Then start by thinking about how long of shot you're willing to take, on what size game, and how much opportunity (time) you'll have to estimate distances.


----------



## Ogden Archer (Aug 27, 2014)

On the topic of arrows...
I've heard from multiple people that the sportsmans warehouse vital impact arrows are actually made by gold tip. Any idea what gold tip arrows they compare to?


----------



## High Desert Elk (Aug 21, 2012)

Here's a different twist, try shooting an arrow shaft a little on the light side with a stiffer spine and high FOC. I am currently doing that with some 330 spine at 7.9 gpi. Total arrow weight is 400 gr with an FOC of 16% and getting very favorable results. They drive as deep as some heavier arrows I've been shooting and have more speed. That arrow is currently shooting 305 fps out of my Nitrum 30.


----------



## torowy (Jun 19, 2008)

I would't shoot an aluminum arrow, but that is just me.


----------



## Mallardhead12 (Oct 17, 2011)

I am shooting Easton Bloodlines this year and so far have loved them.


----------



## polarbear (Aug 1, 2011)

Ogden Archer said:


> On the topic of arrows...
> I've heard from multiple people that the sportsmans warehouse vital impact arrows are actually made by gold tip. Any idea what gold tip arrows they compare to?


If I remember correctly, they are comparable to the expedition hunters but don't quote me on that. Call Sportsman's or Gold Tip to know for sure, and call Gold Tip to get the GPI. It's not written on the arrows. I think it's 8.7 for the 300 shaft, but again, don't quote me on that. Come to think of it, I think have half a dozen out in storage (cut to 29") I could sell you if you're interested.


----------



## bow_dude (Aug 20, 2009)

"I would't shoot an aluminum arrow, but that is just me."
Huh???

If I were into spot shooting, I would shoot nothing else.
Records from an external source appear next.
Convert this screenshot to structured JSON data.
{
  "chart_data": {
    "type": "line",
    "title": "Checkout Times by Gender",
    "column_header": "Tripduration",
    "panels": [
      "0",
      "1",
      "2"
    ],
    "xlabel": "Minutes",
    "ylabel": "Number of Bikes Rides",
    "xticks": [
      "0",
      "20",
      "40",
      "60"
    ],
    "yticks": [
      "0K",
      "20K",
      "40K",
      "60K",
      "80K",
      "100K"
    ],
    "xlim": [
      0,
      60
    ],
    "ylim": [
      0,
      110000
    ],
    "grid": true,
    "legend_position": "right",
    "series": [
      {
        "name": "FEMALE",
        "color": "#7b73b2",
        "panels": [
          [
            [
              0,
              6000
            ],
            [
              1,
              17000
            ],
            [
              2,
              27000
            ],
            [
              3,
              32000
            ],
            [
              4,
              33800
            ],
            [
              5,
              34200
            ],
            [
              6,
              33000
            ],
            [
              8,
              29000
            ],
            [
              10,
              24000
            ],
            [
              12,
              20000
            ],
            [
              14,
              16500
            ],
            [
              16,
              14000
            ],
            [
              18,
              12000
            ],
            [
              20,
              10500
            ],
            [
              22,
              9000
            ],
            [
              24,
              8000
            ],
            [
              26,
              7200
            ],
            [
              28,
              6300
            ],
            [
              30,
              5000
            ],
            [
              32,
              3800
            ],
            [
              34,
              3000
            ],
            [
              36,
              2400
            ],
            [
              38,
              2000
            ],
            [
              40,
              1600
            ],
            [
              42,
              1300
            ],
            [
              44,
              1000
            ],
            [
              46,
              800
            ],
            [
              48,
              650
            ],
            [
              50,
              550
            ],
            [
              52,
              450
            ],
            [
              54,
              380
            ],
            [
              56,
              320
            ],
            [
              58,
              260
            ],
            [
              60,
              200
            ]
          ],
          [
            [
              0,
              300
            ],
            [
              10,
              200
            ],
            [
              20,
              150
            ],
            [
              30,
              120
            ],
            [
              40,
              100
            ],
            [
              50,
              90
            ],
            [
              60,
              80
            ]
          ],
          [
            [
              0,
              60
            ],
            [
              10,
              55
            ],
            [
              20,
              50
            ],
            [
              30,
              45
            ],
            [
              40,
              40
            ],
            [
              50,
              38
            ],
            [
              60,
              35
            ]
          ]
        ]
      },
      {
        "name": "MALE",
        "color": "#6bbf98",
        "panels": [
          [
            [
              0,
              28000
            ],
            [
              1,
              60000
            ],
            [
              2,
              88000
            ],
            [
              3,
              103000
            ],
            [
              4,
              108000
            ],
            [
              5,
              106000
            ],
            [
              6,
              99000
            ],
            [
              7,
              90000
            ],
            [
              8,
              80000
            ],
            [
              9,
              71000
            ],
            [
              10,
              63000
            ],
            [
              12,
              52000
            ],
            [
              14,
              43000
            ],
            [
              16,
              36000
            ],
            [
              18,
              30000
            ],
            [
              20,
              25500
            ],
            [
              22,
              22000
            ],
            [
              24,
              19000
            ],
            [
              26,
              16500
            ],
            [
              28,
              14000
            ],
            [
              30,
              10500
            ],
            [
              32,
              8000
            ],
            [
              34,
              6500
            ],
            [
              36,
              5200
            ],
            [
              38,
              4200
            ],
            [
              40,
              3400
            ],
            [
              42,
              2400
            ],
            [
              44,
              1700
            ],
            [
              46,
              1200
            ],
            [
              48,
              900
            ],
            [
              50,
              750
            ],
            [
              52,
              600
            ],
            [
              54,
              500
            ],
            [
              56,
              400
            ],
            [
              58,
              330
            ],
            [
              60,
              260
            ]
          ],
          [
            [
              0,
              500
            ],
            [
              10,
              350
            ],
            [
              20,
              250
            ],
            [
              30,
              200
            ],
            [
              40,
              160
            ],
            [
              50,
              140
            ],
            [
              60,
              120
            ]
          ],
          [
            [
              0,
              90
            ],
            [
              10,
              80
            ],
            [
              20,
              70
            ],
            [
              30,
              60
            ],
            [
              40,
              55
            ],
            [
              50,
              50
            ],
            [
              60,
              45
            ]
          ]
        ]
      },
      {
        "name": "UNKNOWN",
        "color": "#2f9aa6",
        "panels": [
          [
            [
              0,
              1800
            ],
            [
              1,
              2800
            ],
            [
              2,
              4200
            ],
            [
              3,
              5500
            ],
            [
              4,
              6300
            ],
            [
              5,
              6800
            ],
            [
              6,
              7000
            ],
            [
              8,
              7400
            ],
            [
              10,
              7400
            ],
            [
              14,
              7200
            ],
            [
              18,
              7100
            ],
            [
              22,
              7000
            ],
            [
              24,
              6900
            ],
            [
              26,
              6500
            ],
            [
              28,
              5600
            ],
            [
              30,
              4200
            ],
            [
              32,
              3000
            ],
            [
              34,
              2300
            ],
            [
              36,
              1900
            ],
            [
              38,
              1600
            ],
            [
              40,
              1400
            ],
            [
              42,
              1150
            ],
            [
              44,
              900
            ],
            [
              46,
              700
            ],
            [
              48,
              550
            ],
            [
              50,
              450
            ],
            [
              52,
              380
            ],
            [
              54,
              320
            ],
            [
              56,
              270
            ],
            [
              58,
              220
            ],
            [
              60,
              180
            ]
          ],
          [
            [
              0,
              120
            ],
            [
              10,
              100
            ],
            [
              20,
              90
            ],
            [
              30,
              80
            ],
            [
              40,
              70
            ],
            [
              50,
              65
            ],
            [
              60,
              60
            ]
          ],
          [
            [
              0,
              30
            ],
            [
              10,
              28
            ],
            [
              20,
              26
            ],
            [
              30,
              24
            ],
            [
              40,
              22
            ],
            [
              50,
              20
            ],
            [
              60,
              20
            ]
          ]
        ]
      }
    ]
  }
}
For years, that is what we shot. They have a proven record. I was given several dozen aluminum arrows a year ago and so I have been shooting them. Much heavier than the carbons, but certainly more consistent grouping. I have robin hooded several in the last few months. I will likely use them for hunting deer and lopers this fall.


----------



## sliverflick (Sep 18, 2007)

I shot the same 12 Easton Axis arrows for many years, geez now that I think about it, I shot the crap out of them....probably 1000+ shots each. After a while they started to develop small cracks/fractures near the front of the arrow where the base of the field point and arrow met. I got a bit nervous that I'd have an exploding arrow on release and end up with shards/slivers of carbon in my hand so I retired them. I switched Easton FMJ 340's and have never looked back. They are a carbon and allow metal arrow and a bit heavier than most - but are very straight and have penetrated well on the deer and elk I have shot. My draw weight is 65lbs, I shoot a 28.5 inch arrow with 100 grain tips and 2.5 inch blazer vanes. It's a good setup for me and my bow.


----------



## High Desert Elk (Aug 21, 2012)

I too like the FMJ's, but for me, I want a happy medium of arrow weight and speed. Speed for trajectory, nothing else, without having to shoot a high poundage.

I know what you mean about good penetration with the FMJ's - shot a medium size 6x6 last year elk hunting at 43 yards with a complete pass thru using the 400's with an arrow weight of 450 grains.


----------



## Riverrat77 (Sep 7, 2007)

sliverflick said:


> I shot the same 12 Easton Axis arrows for many years, geez now that I think about it, I shot the crap out of them....probably 1000+ shots each. After a while they started to develop small cracks/fractures near the front of the arrow where the base of the field point and arrow met. I got a bit nervous that I'd have an exploding arrow on release and end up with shards/slivers of carbon in my hand so I retired them. I switched Easton FMJ 340's and have never looked back. They are a carbon and allow metal arrow and a bit heavier than most - but are very straight and have penetrated well on the deer and elk I have shot. My draw weight is 65lbs, I shoot a 28.5 inch arrow with 100 grain tips and 2.5 inch blazer vanes. It's a good setup for me and my bow.


This is basically my setup as well. Yeah, they're heavy. Yeah, they're a little slow. Durability? Forget about it... you won't wind up replacing a dozen FMJ's for YEARS! Kinetic energy, penetration, they've got it. Easy to pull out of a 3D target? Lets just say you won't give yourself a hernia like you would with an all carbon arrow, lol. I'd shoot Eastons or Bemans if I was starting out. Made here, not cheap international trash like some of the other stuff mentioned here. Good luck... there are a million choices (it seems like) and a million opinions to go with them. Hope you find something that treats you well.


----------



## Groganite (Nov 14, 2012)

Just use what feels best to you.


----------